I bought two quarts of Dill Pickle Chips and drained off and kept the brine for later. In a food-grade bucket I tossed and mixed the pickle chips from the store with five quarts of fresh cucumbers (peel left on) sliced into chips and three quarts of fresh jalapenos sliced into rings. It happened that about 2/3 of my garden jalapenos were green and 1/3 were red, so that made the mixture prettier. Then I packed the mixed store dill pickles, cucumber chips, and jalapeno rings into quart jars.
I made up 5 quarts of brine by combining: 1 quart of dill brine saved from the store-bought pickles, 2 1/4 quarts white distilled vinegar, 1 quart filtered water, 1 pint apple cider vinegar, 1/2 pint jalapeno brine from a jar of home-pickled jalapeno rings I'd just finished, and 3 cups of sugar.
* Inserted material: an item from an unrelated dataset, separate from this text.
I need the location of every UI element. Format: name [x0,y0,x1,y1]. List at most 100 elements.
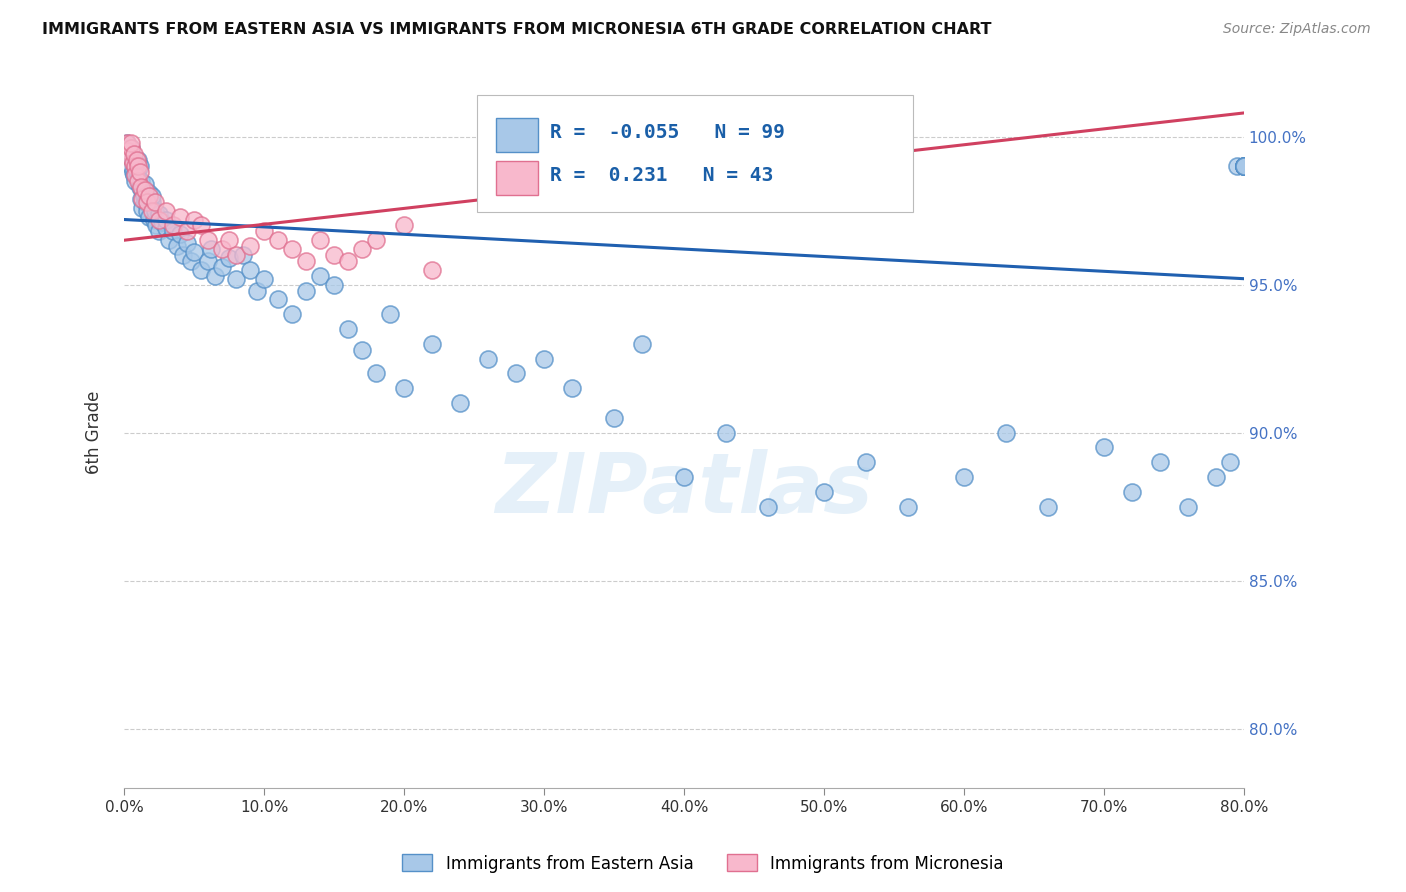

Then I heated the brine in a stainless steel pot to 185 degrees F.
My hot-water canner was brought up to 185 degrees also, then I filled the jars with hot brine, put caps on just finger-tight, and gave them 20 minutes in the canner at 185 degrees. Then I removed them from the canner, tightened the lids, and let them seal as they cooled. Note: per "The Joy of Pickling" and other publications, you can get away with canning pickles at this temperature instead of boiling because of the high acid content (vinegar). Cucumbers get mushy when exposed to temps over 185, but don't do this with any fruits or veggies that aren't in vinegar.
That's it - and these hot, sweet dill pickles turned out real, real good. Remember, if the pickle jar falls in the creek (which often happens), jump in and get it quick before it floats into the rocks. It might break, and that would be a tragedy!
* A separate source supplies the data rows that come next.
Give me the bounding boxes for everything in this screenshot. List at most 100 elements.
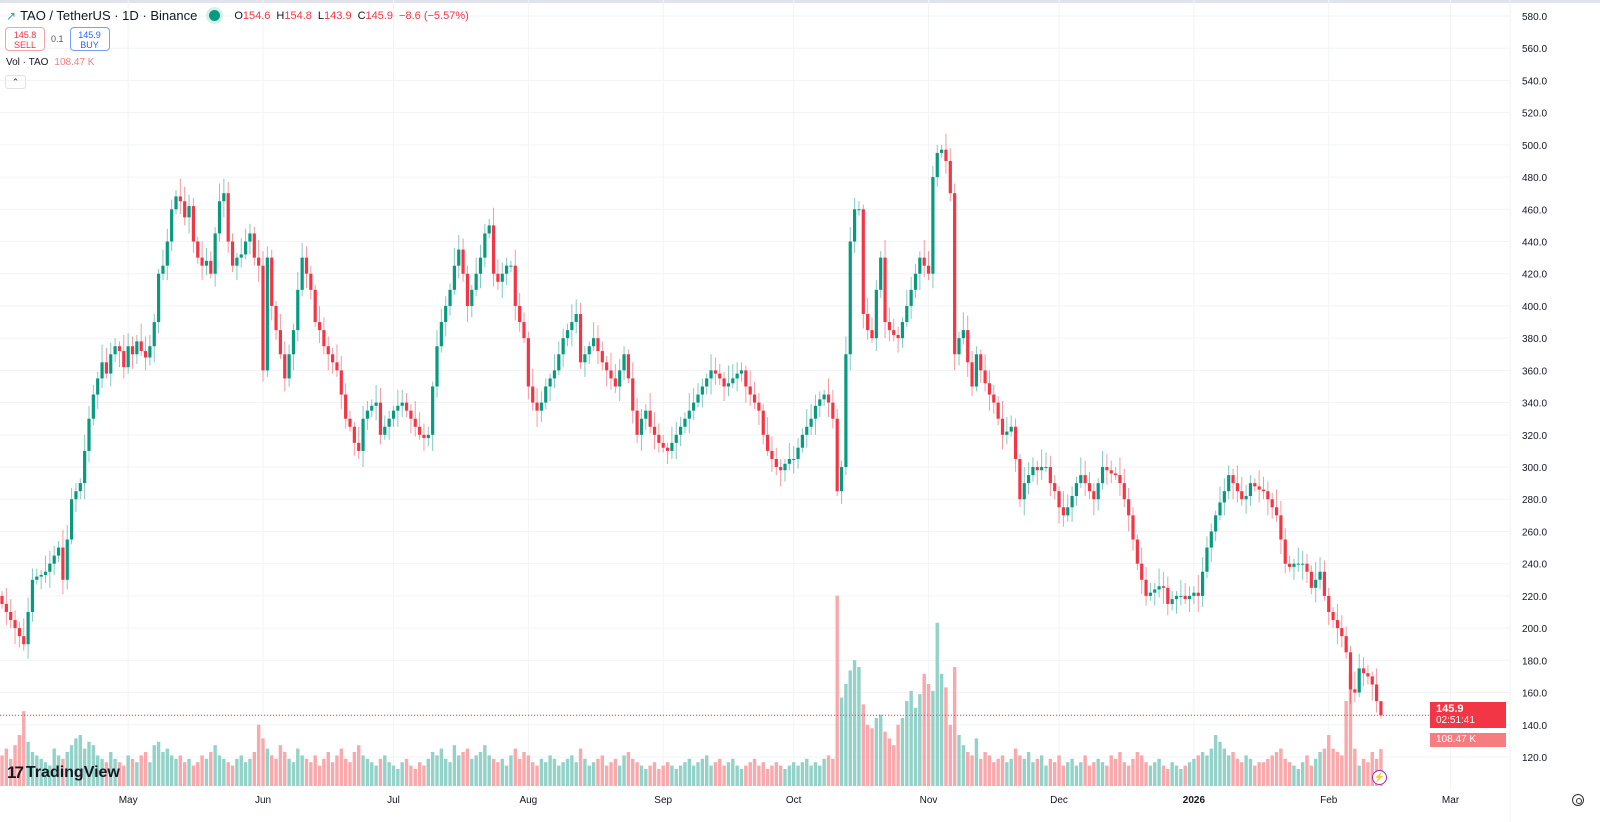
settings-icon[interactable] xyxy=(1572,794,1584,806)
candle-body xyxy=(78,483,82,492)
volume-bar xyxy=(1248,758,1253,786)
volume-bar xyxy=(970,755,974,786)
volume-bar xyxy=(1305,755,1309,786)
volume-bar xyxy=(979,758,983,786)
volume-bar xyxy=(65,752,69,786)
candle-body xyxy=(391,410,396,419)
candle-body xyxy=(548,378,552,387)
volume-bar xyxy=(1287,762,1292,786)
volume-bar xyxy=(1074,765,1079,786)
close-label: C xyxy=(357,9,366,22)
volume-bar xyxy=(35,755,39,786)
candle-body xyxy=(483,233,487,258)
candle-body xyxy=(1022,483,1026,500)
candle-body xyxy=(339,370,343,395)
y-tick-label: 440.0 xyxy=(1522,238,1547,249)
sell-button[interactable]: 145.8 SELL xyxy=(5,27,45,51)
x-tick-label: Feb xyxy=(1320,795,1338,806)
volume-bar xyxy=(961,745,966,786)
candle-body xyxy=(1296,563,1300,565)
volume-bar xyxy=(1327,735,1331,786)
candle-body xyxy=(1327,595,1331,613)
volume-bar xyxy=(1318,752,1322,786)
candle-body xyxy=(357,442,361,451)
volume-bar xyxy=(805,758,809,786)
candle-body xyxy=(509,265,513,267)
market-status-icon[interactable] xyxy=(209,10,221,21)
high-label: H xyxy=(276,9,285,22)
volume-bar xyxy=(191,765,196,786)
candle-body xyxy=(491,225,496,274)
candle-body xyxy=(922,257,926,266)
y-tick-label: 500.0 xyxy=(1522,141,1547,152)
candle-body xyxy=(518,305,522,323)
y-tick-label: 560.0 xyxy=(1522,44,1547,55)
volume-bar xyxy=(883,731,887,786)
candle-body xyxy=(335,362,339,371)
candle-body xyxy=(761,410,765,435)
y-tick-label: 580.0 xyxy=(1522,12,1547,23)
candle-body xyxy=(822,394,826,400)
volume-bar xyxy=(1200,752,1205,786)
volume-bar xyxy=(122,765,126,786)
candle-body xyxy=(1109,470,1113,474)
candle-body xyxy=(65,539,69,580)
symbol-title[interactable]: TAO / TetherUS · 1D · Binance xyxy=(20,8,198,23)
candle-body xyxy=(1174,595,1179,600)
candle-body xyxy=(1288,563,1292,567)
volume-bar xyxy=(631,758,635,786)
volume-bar xyxy=(839,697,844,786)
candle-body xyxy=(652,426,657,435)
volume-bar xyxy=(1174,765,1179,786)
volume-bar xyxy=(822,758,826,786)
volume-bar xyxy=(800,762,805,786)
volume-bar xyxy=(343,758,348,786)
tradingview-logo[interactable]: 17 TradingView xyxy=(7,763,120,783)
volume-bar xyxy=(1379,749,1383,786)
volume-bar xyxy=(1353,748,1357,786)
chevron-up-icon[interactable]: ⌃ xyxy=(5,75,26,89)
candle-body xyxy=(257,257,261,266)
volume-bar xyxy=(748,762,752,786)
last-price-label: 145.9 02:51:41 xyxy=(1430,702,1506,728)
volume-bar xyxy=(1227,755,1231,786)
volume-bar xyxy=(1140,755,1144,786)
candle-body xyxy=(926,265,931,274)
candle-body xyxy=(583,354,587,363)
candle-body xyxy=(113,346,117,355)
bar-countdown: 02:51:41 xyxy=(1436,715,1475,726)
volume-bar xyxy=(909,690,913,786)
volume-bar xyxy=(613,758,618,786)
volume-bar xyxy=(209,752,213,786)
candle-body xyxy=(748,386,752,395)
low-label: L xyxy=(317,9,325,22)
volume-bar xyxy=(1053,762,1057,786)
candle-body xyxy=(1244,496,1248,500)
y-tick-label: 120.0 xyxy=(1522,753,1547,764)
candle-body xyxy=(1357,668,1361,693)
candle-body xyxy=(996,402,1000,419)
candle-body xyxy=(657,434,661,443)
volume-bar xyxy=(313,755,317,786)
candle-body xyxy=(304,257,309,274)
volume-bar xyxy=(391,765,396,786)
y-tick-label: 200.0 xyxy=(1522,624,1547,635)
candle-body xyxy=(322,330,326,347)
candle-body xyxy=(957,338,961,355)
candle-body xyxy=(644,410,648,419)
candle-body xyxy=(961,330,965,339)
volume-legend[interactable]: Vol · TAO 108.47 K xyxy=(6,57,94,68)
candle-body xyxy=(1135,539,1139,564)
y-tick-label: 160.0 xyxy=(1522,689,1547,700)
candle-body xyxy=(892,330,896,335)
volume-bar xyxy=(1079,762,1083,786)
volume-bar xyxy=(517,758,522,786)
volume-bar xyxy=(783,769,787,786)
candle-body xyxy=(1144,579,1148,596)
volume-bar xyxy=(383,755,387,786)
lightning-icon[interactable]: ⚡ xyxy=(1372,770,1387,785)
volume-bar xyxy=(987,755,992,786)
volume-bar xyxy=(713,762,718,786)
buy-button[interactable]: 145.9 BUY xyxy=(69,27,110,51)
I came across a commercial version of Float Trip Pickles in a local supermarket today, and it reminded me of this thread from last year. In bringing it up, I noticed that darius posted in it. Wow, what a shame - I miss her posts.
I've been enjoying my home-canned Float Trip Pickles off and on all winter. Now, though, our grandkids who live locally, ages 15, 11, and 8, have discovered them, and my supply is rapidly diminishing. LOL
Sure. For a basic pickle brine I make up any amount needed in the ratio of:
1 1/2 quarts white vinegar
1/2 quart apple cider vinegar
1 1/2 quarts water
7 tablespoons Kosher salt
If you need less or more to fill however many jars you're doing, just do the math and keep everything in the same proportion. I mix up brine in the amount of half the capacity of the jars I'm doing - that is, for 4 quart jars of pickles I'd make 2 quarts of brine. The amounts above make 3 1/2 quarts (7 pints) of brine, enough for 7 quarts of pickles with a little left over.
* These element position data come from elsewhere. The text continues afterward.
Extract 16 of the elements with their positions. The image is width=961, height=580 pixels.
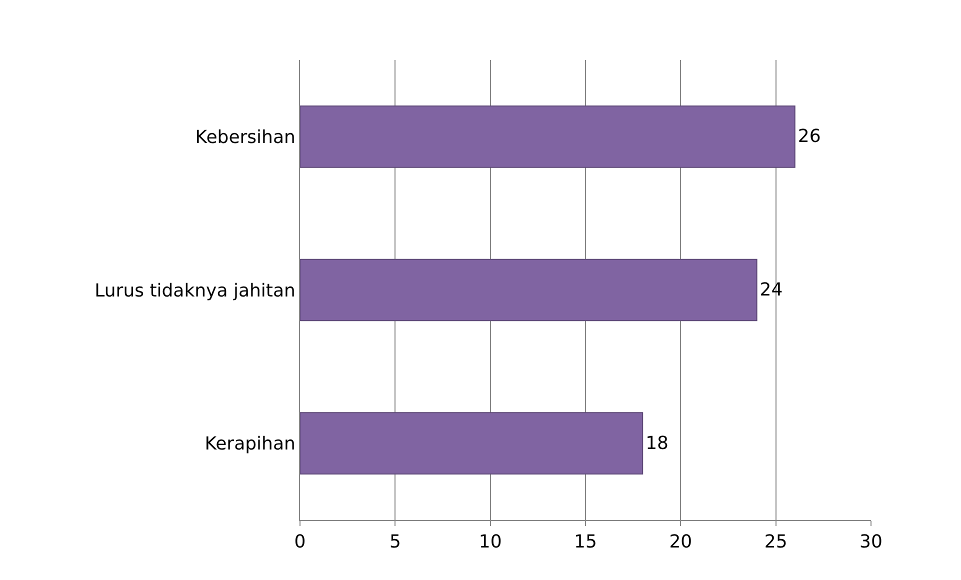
x-tick-label: 5 [389,532,401,553]
x-tick-label: 10 [478,532,502,553]
data-label: 26 [798,126,821,148]
x-tick-label: 20 [669,532,692,553]
y-tick-label: Lurus tidaknya jahitan [94,280,296,302]
data-label: 24 [760,280,783,300]
bar [300,106,796,168]
x-tick-label: 25 [764,532,788,553]
x-tick-label: 30 [860,532,882,553]
x-tick-label: 0 [294,532,306,553]
y-tick-label: Kerapihan [204,434,296,455]
bar [300,412,644,474]
x-tick-label: 15 [574,532,597,553]
data-label: 18 [646,432,669,454]
y-tick-label: Kebersihan [195,126,296,148]
bar [300,258,758,322]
Put 'cukes, peppers, beets, cauliflower pieces, onions or whatever combination you're pickling in jars - then fill the jars with the brine mixture. If hot-canning pickles to keep long-term, have the brine boiling and pour it over the veggies to fill canning jars to 1/2 inch from the top - then attach canning lids and bands loosely, boil in a hot-water canner for five minutes, and tighten the bands as the jars cool and seal.
For refrigerator pickles, fill the jars of veggies with room-temp brine, attach lids, and put the jars in the 'fridge. It doesn't matter what kind of jars you use. After a few days start using the pickles - they'll keep for many weeks in the refrigerator.
Ozark - From what you have written, it sure looks like you know your pickles. I'll want mine a littler sweeter so guess I'll just sweeten to suit my taste - wouldn't you say - and maybe add some celery seed. I like to make these and put them in ornate gallon jars and put in the frige downstairs, then pull out the jar and sit it on the table for a big event. I have misplaced the recipe I usually use, and I think I may have even given it away.
Nothing like loosing your recipe when it's time to do something with the cux's. THANKS!
Brenda, it sounds like you've got it figured out. The brine mixture I posted above is basic. To that, of course, you can add sugar, herbs, spices, and whatever for the flavors you want. "Season to taste" applies big-time to pickle-making. Good luck with them!